When Marshall and Bony sat down to dinner the day had passed.

  “I do wish the doctor would let me see Rose Marie,” Mrs Marshall said wistfully.

  “Well, he said you couldn’t,” growled her husband.

  “Perhaps he might if I asked him,” Bony added. “I would ask him if you promise not to stay long … both of you.”

  “There you go—always backing her up,” complained the sergeant.

  “Well, wouldn’t you like to see Rose Marie?”

  “Of course. But the doctor said no, and he meant it by the way he said it.”

  “When people say no, I always get the itch to make them say yes,” Bony told him, looking him straight in the eyes. “I exert myself especially when my wife says no, and most especi­ally when my chief commissioner says no. And no man in all the world says no more emphatically than does Colonel Spendor.”
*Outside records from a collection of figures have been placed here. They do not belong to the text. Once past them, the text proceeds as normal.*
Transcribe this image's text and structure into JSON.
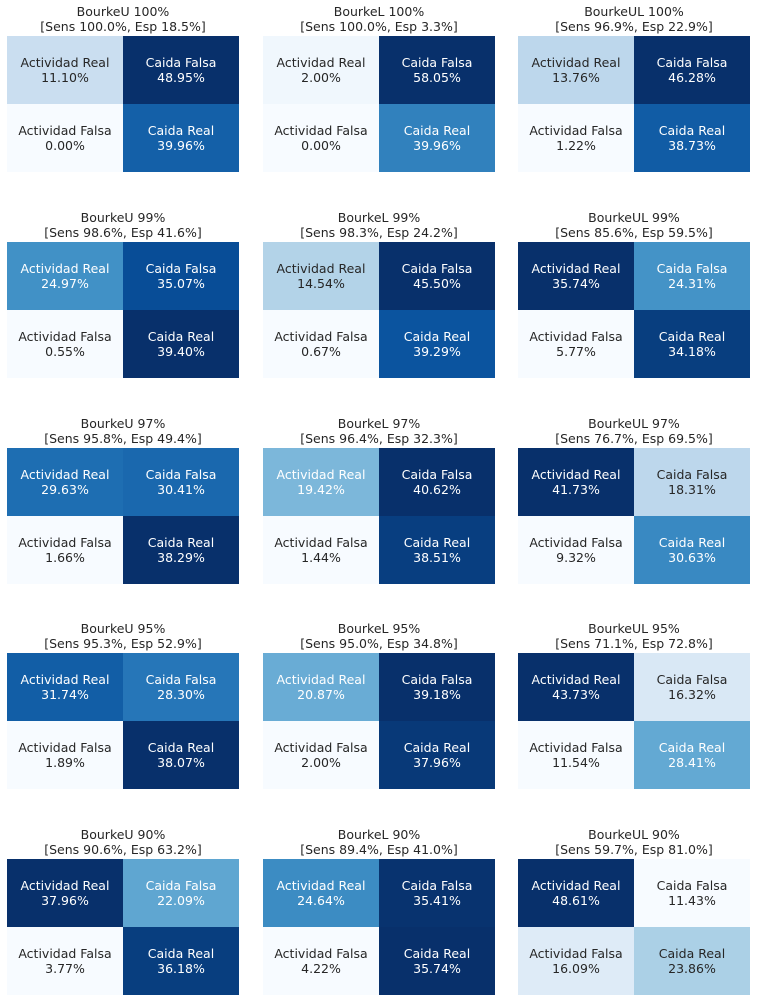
{
  "chart_data": [
    {
      "type": "heatmap",
      "title": "BourkeU 100%",
      "subtitle": "[Sens 100.0%, Esp 18.5%]",
      "cells": [
        {
          "label": "Actividad Real",
          "value": "11.10%"
        },
        {
          "label": "Caida Falsa",
          "value": "48.95%"
        },
        {
          "label": "Actividad Falsa",
          "value": "0.00%"
        },
        {
          "label": "Caida Real",
          "value": "39.96%"
        }
      ]
    },
    {
      "type": "heatmap",
      "title": "BourkeL 100%",
      "subtitle": "[Sens 100.0%, Esp 3.3%]",
      "cells": [
        {
          "label": "Actividad Real",
          "value": "2.00%"
        },
        {
          "label": "Caida Falsa",
          "value": "58.05%"
        },
        {
          "label": "Actividad Falsa",
          "value": "0.00%"
        },
        {
          "label": "Caida Real",
          "value": "39.96%"
        }
      ]
    },
    {
      "type": "heatmap",
      "title": "BourkeUL 100%",
      "subtitle": "[Sens 96.9%, Esp 22.9%]",
      "cells": [
        {
          "label": "Actividad Real",
          "value": "13.76%"
        },
        {
          "label": "Caida Falsa",
          "value": "46.28%"
        },
        {
          "label": "Actividad Falsa",
          "value": "1.22%"
        },
        {
          "label": "Caida Real",
          "value": "38.73%"
        }
      ]
    },
    {
      "type": "heatmap",
      "title": "BourkeU 99%",
      "subtitle": "[Sens 98.6%, Esp 41.6%]",
      "cells": [
        {
          "label": "Actividad Real",
          "value": "24.97%"
        },
        {
          "label": "Caida Falsa",
          "value": "35.07%"
        },
        {
          "label": "Actividad Falsa",
          "value": "0.55%"
        },
        {
          "label": "Caida Real",
          "value": "39.40%"
        }
      ]
    },
    {
      "type": "heatmap",
      "title": "BourkeL 99%",
      "subtitle": "[Sens 98.3%, Esp 24.2%]",
      "cells": [
        {
          "label": "Actividad Real",
          "value": "14.54%"
        },
        {
          "label": "Caida Falsa",
          "value": "45.50%"
        },
        {
          "label": "Actividad Falsa",
          "value": "0.67%"
        },
        {
          "label": "Caida Real",
          "value": "39.29%"
        }
      ]
    },
    {
      "type": "heatmap",
      "title": "BourkeUL 99%",
      "subtitle": "[Sens 85.6%, Esp 59.5%]",
      "cells": [
        {
          "label": "Actividad Real",
          "value": "35.74%"
        },
        {
          "label": "Caida Falsa",
          "value": "24.31%"
        },
        {
          "label": "Actividad Falsa",
          "value": "5.77%"
        },
        {
          "label": "Caida Real",
          "value": "34.18%"
        }
      ]
    },
    {
      "type": "heatmap",
      "title": "BourkeU 97%",
      "subtitle": "[Sens 95.8%, Esp 49.4%]",
      "cells": [
        {
          "label": "Actividad Real",
          "value": "29.63%"
        },
        {
          "label": "Caida Falsa",
          "value": "30.41%"
        },
        {
          "label": "Actividad Falsa",
          "value": "1.66%"
        },
        {
          "label": "Caida Real",
          "value": "38.29%"
        }
      ]
    },
    {
      "type": "heatmap",
      "title": "BourkeL 97%",
      "subtitle": "[Sens 96.4%, Esp 32.3%]",
      "cells": [
        {
          "label": "Actividad Real",
          "value": "19.42%"
        },
        {
          "label": "Caida Falsa",
          "value": "40.62%"
        },
        {
          "label": "Actividad Falsa",
          "value": "1.44%"
        },
        {
          "label": "Caida Real",
          "value": "38.51%"
        }
      ]
    },
    {
      "type": "heatmap",
      "title": "BourkeUL 97%",
      "subtitle": "[Sens 76.7%, Esp 69.5%]",
      "cells": [
        {
          "label": "Actividad Real",
          "value": "41.73%"
        },
        {
          "label": "Caida Falsa",
          "value": "18.31%"
        },
        {
          "label": "Actividad Falsa",
          "value": "9.32%"
        },
        {
          "label": "Caida Real",
          "value": "30.63%"
        }
      ]
    },
    {
      "type": "heatmap",
      "title": "BourkeU 95%",
      "subtitle": "[Sens 95.3%, Esp 52.9%]",
      "cells": [
        {
          "label": "Actividad Real",
          "value": "31.74%"
        },
        {
          "label": "Caida Falsa",
          "value": "28.30%"
        },
        {
          "label": "Actividad Falsa",
          "value": "1.89%"
        },
        {
          "label": "Caida Real",
          "value": "38.07%"
        }
      ]
    },
    {
      "type": "heatmap",
      "title": "BourkeL 95%",
      "subtitle": "[Sens 95.0%, Esp 34.8%]",
      "cells": [
        {
          "label": "Actividad Real",
          "value": "20.87%"
        },
        {
          "label": "Caida Falsa",
          "value": "39.18%"
        },
        {
          "label": "Actividad Falsa",
          "value": "2.00%"
        },
        {
          "label": "Caida Real",
          "value": "37.96%"
        }
      ]
    },
    {
      "type": "heatmap",
      "title": "BourkeUL 95%",
      "subtitle": "[Sens 71.1%, Esp 72.8%]",
      "cells": [
        {
          "label": "Actividad Real",
          "value": "43.73%"
        },
        {
          "label": "Caida Falsa",
          "value": "16.32%"
        },
        {
          "label": "Actividad Falsa",
          "value": "11.54%"
        },
        {
          "label": "Caida Real",
          "value": "28.41%"
        }
      ]
    },
    {
      "type": "heatmap",
      "title": "BourkeU 90%",
      "subtitle": "[Sens 90.6%, Esp 63.2%]",
      "cells": [
        {
          "label": "Actividad Real",
          "value": "37.96%"
        },
        {
          "label": "Caida Falsa",
          "value": "22.09%"
        },
        {
          "label": "Actividad Falsa",
          "value": "3.77%"
        },
        {
          "label": "Caida Real",
          "value": "36.18%"
        }
      ]
    },
    {
      "type": "heatmap",
      "title": "BourkeL 90%",
      "subtitle": "[Sens 89.4%, Esp 41.0%]",
      "cells": [
        {
          "label": "Actividad Real",
          "value": "24.64%"
        },
        {
          "label": "Caida Falsa",
          "value": "35.41%"
        },
        {
          "label": "Actividad Falsa",
          "value": "4.22%"
        },
        {
          "label": "Caida Real",
          "value": "35.74%"
        }
      ]
    },
    {
      "type": "heatmap",
      "title": "BourkeUL 90%",
      "subtitle": "[Sens 59.7%, Esp 81.0%]",
      "cells": [
        {
          "label": "Actividad Real",
          "value": "48.61%"
        },
        {
          "label": "Caida Falsa",
          "value": "11.43%"
        },
        {
          "label": "Actividad Falsa",
          "value": "16.09%"
        },
        {
          "label": "Caida Real",
          "value": "23.86%"
        }
      ]
    }
  ]
}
  It was nine o’clock when Bony rang Dr Scott.

  “How is Rose Marie?” he asked.

  “Still sleeping beautifully.”

  “Good! Marshall and his wife would like to take a peep at her before they retire for the night.”

  “No. Won’t have it.”

  “They promise just to creep in and look at her.”

  “Damn it, Inspector, didn’t I say no?”

  “Yes, something like that,” Bony agreed. “But what about cutting out the ‘Inspector’ and calling me Bony? All my pals do.”

  “Well, I’ve no objection. What about coming along and telling me the story? I’m all on fire to hear it.”

  “No. Won’t have it,” Bony shouted. “I’m leaving tomorrow too.”

  “Well, you said you would,” argued Scott.

  “No. Won’t have it,” repeated Bony.

  “Oh, all right! You win. Tell the Marshalls to come along within half an hour. You come with ’em and give the yarn about old Jason.”

  “That’s better,” Bony murmured. “I will see you tomorrow morning without fail. Got work still to do. Good night!”

  “Will he let us?” asked Mrs Marshall from the doorway.